Eu!
Não foi uma escolha aleatória, mas foi consequência de uma.
Em 2010 eu estava terminando meu mestrado na Austrália em Relações Internacionais com especialização em Paz e Resolução de Conflitos. Já nesse final, para um curso chamado Peacebuilding (reconstrução de países pós guerra) eu tive que fazer uma dissertação sobre “o papel das mulheres na sociedade durante as guerras”, e para isso eu tinha que escolher dois países e mostrar o que tinha acontecido.
Aí veio a escolha aleatória. Como esse assunto era algo que eu ainda não tinha estudado eu fui pra biblioteca da universidade, parei do lado do Globo, fechei os olhos e apontei, os países que eu tivesse apontado seriam os dois que eu iria estudar. E foi assim, aleatoriamente, que eu escrevi sobre Rwanda e Guatemala.
Escrevendo sobre essa dissertação eu me interessei muito pela história da Guatemala, a população Maia, as mulheres e a triste guerra civil que durou muitos anos e matou muitos indígenas.
Me formei, fui viajar para Índia e Nepal, voltei para o Brasil, fui passar um tempo com uma amiga que estava morando em Aracaju, fui para o Chile e voltei pra São Paulo sem saber o que fazer.

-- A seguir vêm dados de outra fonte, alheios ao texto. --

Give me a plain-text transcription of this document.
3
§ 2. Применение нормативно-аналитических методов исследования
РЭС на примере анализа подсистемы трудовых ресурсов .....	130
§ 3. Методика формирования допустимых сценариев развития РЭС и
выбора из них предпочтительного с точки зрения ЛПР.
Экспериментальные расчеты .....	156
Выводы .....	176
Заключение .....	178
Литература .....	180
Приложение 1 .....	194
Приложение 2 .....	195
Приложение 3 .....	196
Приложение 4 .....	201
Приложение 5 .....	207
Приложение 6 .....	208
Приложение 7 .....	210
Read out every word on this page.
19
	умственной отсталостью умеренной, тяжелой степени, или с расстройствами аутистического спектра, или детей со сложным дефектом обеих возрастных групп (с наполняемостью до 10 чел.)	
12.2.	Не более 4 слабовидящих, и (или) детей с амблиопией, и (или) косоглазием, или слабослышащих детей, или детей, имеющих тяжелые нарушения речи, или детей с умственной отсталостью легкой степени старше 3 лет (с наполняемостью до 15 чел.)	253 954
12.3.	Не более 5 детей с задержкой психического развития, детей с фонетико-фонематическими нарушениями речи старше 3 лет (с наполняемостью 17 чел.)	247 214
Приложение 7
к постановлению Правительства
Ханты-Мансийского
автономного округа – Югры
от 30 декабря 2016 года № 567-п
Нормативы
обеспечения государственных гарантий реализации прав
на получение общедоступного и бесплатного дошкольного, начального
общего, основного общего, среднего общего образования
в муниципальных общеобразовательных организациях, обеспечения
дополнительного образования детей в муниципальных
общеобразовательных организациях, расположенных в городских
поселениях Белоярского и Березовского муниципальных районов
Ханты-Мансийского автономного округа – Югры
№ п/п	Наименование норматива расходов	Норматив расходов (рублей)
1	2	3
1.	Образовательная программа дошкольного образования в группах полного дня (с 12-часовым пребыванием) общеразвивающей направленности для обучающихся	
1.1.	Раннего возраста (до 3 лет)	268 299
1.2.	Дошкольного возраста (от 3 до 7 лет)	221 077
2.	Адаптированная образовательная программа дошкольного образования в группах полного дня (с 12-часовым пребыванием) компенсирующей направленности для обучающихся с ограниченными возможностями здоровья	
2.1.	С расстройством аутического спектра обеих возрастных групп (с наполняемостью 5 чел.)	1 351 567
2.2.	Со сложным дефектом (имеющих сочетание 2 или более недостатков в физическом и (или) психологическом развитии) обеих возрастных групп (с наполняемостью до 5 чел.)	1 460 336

Essa parte do sem saber o que fazer é bem recorrente na minha vida 🙂
Nessa situação de sem saber o que fazer eu decidi que ia procurar um emprego em alguma ONG e entrei em um site chamado idealist.org para ver se eu encontrava alguma coisa que me interessasse. Logo na primeira página eu achei uma vaga para trabalhar em uma ONG chamada Mayan Families, na Guatemala. Não pensei duas vezes, me inscrevi.
Não deu duas semanas eu já tinha sido entrevistada, aprovada e já estava arrumando as malas para me mudar para a cidade de Panajachel, onde ficava a ONG. E foi assim que eu fui parar na Guatemala.
Cheguei em Guatemala City (a capital) e a empresa aérea tinha perdido as minhas duas malas. Não pude ficar no aeroporto porque eu tinha um transfer para Antigua, de onde eu pegaria outro transfer para Panajachel, mas eles disseram que mandariam minhas malas para o correio de Panajachel assim que as achassem. Saí de lá com a roupa do corpo e uma mochila com o meu computador.
Depois de umas quatro horas de transfer eu finalmente cheguei em Panajachel e a minha primeira impressão é a de que eu estava em um filme. O vilarejo fica na beira de um lago, cercado por vulcões e outros pequenos vilarejos. A população Maia se mistura com os guatemaltecos brancos (como eles chamam os descendentes de espanhol) e com uma enorme população de americanos hippies aposentados.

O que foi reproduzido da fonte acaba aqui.